Quantas vezes você se anulou para manter um emprego onde não é valorizado, mas se convenceu de que “ao menos está empregado”? Quantas vezes sustentou um relacionamento que te diminui, mas se consolou com a ideia de que “é assim mesmo, ninguém tem tudo”? Quantas vezes deixou de fazer aquela viagem dos seus sonhos para visitar o lugar de sempre, aquele “bonitinho e acessível”, porque parecia mais sensato.
Quantas vezes você riu de piadas sem graça, escutou longamente aquele amigo que nunca te pergunta como você está, e ainda se justificou: “ele precisa mais do que eu”? Quantas vezes ajudou a família, deu, fez, cuidou, mas quando foi sua vez, aprendeu a se virar sozinha, porque “não se pode esperar dos outros”.
A gente vai aprendendo a reduzir. Vai encolhendo os desejos, as expectativas, os sonhos. Vai se convencendo de que esperar por mais é ser ingrato. Que querer reciprocidade é querer demais. Que esperar ser tratado com carinho, ser surpreendido com um gesto, uma flor, uma escuta atenta, é coisa de gente “emocionada”.
Mas a verdade é que não deveríamos precisar justificar nossos desejos. Explicações psicológicas podem até existir — Freud, Winnicott, traumas, famílias disfuncionais — mas uma coisa é entender o porquê. Outra é aceitar que isso nos condena a viver com menos do que merecemos.

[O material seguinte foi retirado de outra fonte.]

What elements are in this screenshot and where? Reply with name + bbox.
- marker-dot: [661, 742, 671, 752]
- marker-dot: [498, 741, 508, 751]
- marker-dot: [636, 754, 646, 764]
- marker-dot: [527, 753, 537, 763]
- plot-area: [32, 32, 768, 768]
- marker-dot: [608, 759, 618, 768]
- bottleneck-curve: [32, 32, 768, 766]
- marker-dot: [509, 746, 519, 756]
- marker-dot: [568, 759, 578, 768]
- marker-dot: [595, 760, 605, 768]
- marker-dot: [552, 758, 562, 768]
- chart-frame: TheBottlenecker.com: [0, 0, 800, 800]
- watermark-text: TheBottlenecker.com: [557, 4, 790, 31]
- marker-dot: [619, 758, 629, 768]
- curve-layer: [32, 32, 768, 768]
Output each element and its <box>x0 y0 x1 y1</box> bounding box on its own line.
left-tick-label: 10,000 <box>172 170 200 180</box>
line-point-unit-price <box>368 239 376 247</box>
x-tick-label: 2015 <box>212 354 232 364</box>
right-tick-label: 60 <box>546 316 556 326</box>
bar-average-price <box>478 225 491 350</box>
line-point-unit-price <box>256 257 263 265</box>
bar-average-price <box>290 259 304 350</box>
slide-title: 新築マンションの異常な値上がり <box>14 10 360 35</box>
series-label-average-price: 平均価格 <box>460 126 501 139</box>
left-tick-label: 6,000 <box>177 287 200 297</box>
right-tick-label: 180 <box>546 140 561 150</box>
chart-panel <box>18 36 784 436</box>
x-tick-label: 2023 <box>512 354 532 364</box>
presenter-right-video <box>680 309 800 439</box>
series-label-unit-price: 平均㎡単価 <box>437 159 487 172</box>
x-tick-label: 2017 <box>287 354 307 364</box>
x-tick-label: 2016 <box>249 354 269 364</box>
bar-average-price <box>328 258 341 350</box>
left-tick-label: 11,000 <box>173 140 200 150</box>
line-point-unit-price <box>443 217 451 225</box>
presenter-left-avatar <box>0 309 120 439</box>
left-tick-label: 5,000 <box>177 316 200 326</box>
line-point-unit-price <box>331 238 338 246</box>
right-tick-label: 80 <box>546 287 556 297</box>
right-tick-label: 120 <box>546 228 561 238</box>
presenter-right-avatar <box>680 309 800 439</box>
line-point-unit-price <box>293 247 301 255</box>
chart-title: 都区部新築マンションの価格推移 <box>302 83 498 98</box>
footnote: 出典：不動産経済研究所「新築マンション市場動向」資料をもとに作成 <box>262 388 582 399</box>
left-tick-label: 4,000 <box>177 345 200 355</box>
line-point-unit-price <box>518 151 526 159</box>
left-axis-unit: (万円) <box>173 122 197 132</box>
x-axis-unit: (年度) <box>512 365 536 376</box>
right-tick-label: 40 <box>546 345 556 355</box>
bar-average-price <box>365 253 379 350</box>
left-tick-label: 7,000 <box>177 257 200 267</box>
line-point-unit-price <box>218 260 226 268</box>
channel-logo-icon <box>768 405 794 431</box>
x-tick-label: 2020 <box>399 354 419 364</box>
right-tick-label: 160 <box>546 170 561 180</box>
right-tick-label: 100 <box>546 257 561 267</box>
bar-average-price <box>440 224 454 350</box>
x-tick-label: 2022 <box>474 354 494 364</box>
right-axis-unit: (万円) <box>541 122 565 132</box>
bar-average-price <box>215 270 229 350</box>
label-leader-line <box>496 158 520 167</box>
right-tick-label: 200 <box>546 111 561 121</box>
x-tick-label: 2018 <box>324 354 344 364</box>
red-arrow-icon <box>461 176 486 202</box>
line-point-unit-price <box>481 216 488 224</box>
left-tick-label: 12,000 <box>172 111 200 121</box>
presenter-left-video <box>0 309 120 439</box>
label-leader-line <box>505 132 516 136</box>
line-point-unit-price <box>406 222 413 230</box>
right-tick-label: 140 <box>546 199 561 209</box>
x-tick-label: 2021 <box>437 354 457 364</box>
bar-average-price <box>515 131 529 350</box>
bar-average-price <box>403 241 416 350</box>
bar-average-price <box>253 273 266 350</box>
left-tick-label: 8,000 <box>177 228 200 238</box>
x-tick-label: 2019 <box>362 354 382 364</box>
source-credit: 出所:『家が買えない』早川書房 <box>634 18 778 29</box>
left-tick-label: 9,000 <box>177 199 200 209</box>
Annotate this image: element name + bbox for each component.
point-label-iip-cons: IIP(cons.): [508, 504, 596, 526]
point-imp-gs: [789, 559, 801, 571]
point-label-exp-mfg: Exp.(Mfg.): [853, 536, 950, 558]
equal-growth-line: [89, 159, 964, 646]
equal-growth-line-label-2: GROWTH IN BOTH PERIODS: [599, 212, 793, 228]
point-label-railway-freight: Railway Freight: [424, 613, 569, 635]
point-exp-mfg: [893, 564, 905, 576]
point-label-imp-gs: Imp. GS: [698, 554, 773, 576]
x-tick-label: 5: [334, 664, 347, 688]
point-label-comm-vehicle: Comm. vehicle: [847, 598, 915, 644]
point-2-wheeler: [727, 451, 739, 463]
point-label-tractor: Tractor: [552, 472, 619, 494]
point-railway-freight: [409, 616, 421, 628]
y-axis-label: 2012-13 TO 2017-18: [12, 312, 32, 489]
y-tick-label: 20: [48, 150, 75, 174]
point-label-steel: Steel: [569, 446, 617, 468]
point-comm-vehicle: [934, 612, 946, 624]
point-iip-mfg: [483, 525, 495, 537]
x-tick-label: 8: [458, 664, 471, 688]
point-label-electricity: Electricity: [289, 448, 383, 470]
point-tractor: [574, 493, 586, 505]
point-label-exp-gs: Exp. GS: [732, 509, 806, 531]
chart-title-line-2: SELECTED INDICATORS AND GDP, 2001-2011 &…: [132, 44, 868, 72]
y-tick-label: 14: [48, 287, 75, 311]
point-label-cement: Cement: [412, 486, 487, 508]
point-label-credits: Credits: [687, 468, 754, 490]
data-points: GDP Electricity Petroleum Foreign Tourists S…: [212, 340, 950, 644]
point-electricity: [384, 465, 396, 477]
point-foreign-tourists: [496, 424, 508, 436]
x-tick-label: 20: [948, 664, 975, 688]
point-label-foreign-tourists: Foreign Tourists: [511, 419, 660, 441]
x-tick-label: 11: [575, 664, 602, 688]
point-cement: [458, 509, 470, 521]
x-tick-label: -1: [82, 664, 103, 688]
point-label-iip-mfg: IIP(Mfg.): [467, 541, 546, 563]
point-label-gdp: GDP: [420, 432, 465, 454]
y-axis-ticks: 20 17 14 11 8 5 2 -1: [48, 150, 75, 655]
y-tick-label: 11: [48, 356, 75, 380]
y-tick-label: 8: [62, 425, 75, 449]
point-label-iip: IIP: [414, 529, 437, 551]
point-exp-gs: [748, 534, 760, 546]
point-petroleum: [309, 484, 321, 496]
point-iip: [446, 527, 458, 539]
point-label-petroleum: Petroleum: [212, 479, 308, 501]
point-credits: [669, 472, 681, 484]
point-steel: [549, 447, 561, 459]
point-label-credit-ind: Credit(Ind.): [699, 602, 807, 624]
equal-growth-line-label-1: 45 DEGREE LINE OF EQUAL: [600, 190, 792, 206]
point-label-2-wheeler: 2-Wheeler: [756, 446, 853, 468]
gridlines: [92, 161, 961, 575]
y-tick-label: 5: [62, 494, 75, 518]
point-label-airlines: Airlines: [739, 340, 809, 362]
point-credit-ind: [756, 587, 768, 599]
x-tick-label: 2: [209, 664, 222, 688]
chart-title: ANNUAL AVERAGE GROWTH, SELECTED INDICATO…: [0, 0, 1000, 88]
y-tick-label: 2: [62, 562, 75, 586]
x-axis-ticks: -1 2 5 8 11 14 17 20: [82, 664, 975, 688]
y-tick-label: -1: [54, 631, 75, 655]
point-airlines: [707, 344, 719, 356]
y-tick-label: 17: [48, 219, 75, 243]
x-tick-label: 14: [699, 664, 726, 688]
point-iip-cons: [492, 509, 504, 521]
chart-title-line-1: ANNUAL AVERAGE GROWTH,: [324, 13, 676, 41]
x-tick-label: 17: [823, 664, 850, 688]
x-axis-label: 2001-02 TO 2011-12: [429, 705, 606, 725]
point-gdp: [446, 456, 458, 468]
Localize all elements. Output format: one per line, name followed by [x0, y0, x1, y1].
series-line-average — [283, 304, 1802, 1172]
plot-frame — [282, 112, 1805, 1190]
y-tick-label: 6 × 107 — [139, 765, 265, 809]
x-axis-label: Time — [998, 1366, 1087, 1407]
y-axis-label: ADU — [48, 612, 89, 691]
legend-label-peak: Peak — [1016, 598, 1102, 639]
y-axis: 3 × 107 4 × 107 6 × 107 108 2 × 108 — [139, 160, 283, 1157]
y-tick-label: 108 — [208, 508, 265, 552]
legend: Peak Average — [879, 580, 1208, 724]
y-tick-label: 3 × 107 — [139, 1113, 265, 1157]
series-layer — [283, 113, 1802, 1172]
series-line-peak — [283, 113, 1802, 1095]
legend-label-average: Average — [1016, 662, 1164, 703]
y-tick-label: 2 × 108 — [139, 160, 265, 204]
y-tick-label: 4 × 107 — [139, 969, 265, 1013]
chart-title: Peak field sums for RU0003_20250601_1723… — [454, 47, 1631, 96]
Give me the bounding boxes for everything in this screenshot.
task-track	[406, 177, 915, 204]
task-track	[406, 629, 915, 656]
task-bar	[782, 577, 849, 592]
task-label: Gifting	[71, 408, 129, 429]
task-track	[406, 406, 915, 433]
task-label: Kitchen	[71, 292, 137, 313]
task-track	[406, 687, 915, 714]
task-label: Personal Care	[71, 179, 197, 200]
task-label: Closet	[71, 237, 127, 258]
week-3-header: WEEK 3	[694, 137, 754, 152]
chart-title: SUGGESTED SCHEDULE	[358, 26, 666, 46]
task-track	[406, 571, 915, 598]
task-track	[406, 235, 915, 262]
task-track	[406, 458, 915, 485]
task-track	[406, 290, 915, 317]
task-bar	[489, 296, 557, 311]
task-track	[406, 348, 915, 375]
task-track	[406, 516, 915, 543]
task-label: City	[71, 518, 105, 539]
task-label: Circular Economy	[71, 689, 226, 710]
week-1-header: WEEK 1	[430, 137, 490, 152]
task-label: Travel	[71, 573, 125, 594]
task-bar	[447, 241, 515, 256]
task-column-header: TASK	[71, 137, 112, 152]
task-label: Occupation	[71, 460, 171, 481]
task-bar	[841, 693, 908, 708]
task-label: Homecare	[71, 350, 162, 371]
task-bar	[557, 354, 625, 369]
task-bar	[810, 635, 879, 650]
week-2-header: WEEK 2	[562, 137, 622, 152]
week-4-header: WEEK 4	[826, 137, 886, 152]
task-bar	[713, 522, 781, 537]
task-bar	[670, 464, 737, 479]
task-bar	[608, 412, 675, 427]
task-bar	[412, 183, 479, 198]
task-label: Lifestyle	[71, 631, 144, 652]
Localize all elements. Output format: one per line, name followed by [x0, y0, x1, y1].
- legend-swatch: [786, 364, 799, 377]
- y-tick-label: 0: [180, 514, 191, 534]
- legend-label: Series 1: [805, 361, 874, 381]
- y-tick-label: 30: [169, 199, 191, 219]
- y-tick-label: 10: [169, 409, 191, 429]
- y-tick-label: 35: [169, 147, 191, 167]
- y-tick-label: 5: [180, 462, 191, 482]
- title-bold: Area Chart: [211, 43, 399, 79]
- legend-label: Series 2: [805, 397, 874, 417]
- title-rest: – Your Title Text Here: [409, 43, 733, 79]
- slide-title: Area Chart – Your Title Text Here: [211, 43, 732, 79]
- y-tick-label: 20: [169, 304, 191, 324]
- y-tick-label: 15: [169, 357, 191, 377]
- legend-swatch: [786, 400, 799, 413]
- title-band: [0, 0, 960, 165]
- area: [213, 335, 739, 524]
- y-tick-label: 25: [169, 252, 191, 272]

Você é alguém esforçado, cuidadoso, amoroso. Você se entrega, se dedica, acolhe, escuta. Por que aceitar migalhas em troca? Por que achar que sonhar com um casamento leve, com gestos de carinho espontâneos, com um lar bonito e cuidado, é futilidade? Por que agradecer pelo mínimo, quando você oferece o máximo?
Temos o direito de desejar. De manter expectativas vivas. Devemos nos alinhar com pessoas e espaços que ofereçam afeto verdadeiro, empatia, respeito, reciprocidade. Temos o direito de não nos contentar com pouco.
Porque querer mais — em amor, em relações, em vida — não é excesso. É autoconhecimento. É coragem. É dignidade.